Testing - the data warehouse only contains crunched data which answers predefined questions. Since all the raw data is available on the ODS, ad-hoc questions can be tested there long before they are added to the data warehouse.
Full ETL - instead of running the ETL process between the ODS and the data warehouse, it could run on the ODS itself, and then copy the processed data to the data warehouse. This further helps to free DWH resources.
The Wave of the Future?
As it turns out, Hadoop is an excellent ODS solution - it’s perfect for the copy process and running ad-hoc queries as batch processes. In fact, with the cheap and scalable storage that is available on Hadoop, data may be kept there until further notice, an opportunity which allows even more in-depth analysis on the data.
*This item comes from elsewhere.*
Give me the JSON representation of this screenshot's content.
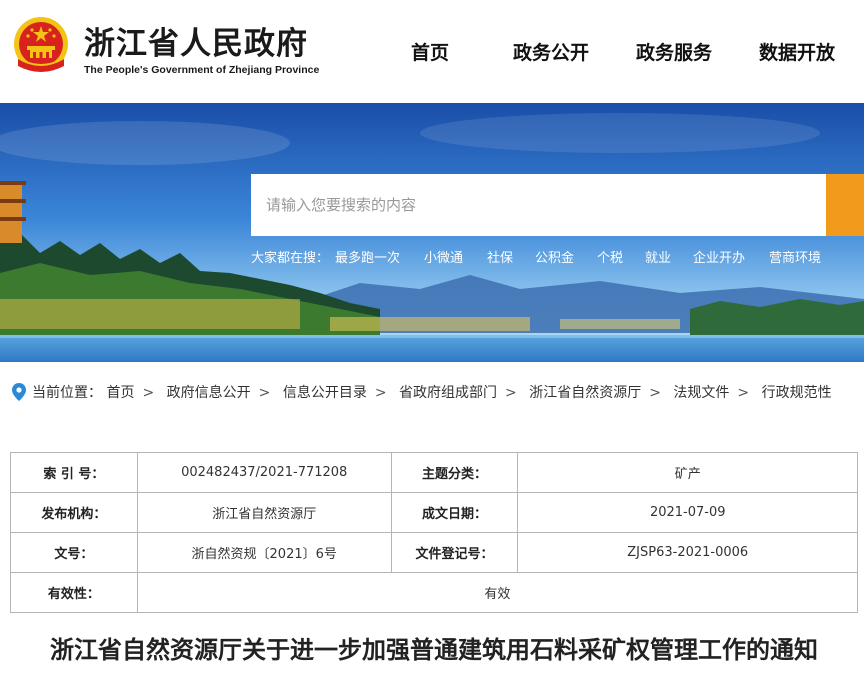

Although using Hadoop as an operational data store is a relatively new development, it’s becoming more and more important. Because the ODS is powered by Hadoop, it enables users to run different types of queries such as traditional batch mapreduce queries, interactive SQL on Hadoop, and high performance stream processing with Spark’s in-memory cluster computing, just to name a few. Due to the appeal of asking flexible questions on bigger data sets, some predict that eventually half of the queries will run on the ODS, with the other half running on the traditional warehouse.
The Downside of Hadoop and How to Overcome It
The big challenge with Hadoop is that it requires specialized and complex skills. Many organizations do not have these skills or only a small number of experts within them do. This is exactly the reason we created Xplenty. Xplenty runs Hadoop clusters for you in the cloud. You literally run these clusters by clicking a button - no knowledge of setting up and managing Hadoop is required.
Additionally, Xplenty lets you define the transformations and other tasks that you want to perform on the data to prepare it for the warehouse with a visual drag & drop interface. You do not need any specialized programming knowledge in MapReduce, Hive or Pig.
Don’t be like Mad Men and buy a computer just to keep up with the Joneses. Do, however, make sure you’re set up with a data warehouse that will handle all of your big data needs (Hint, it’s called Hadoop).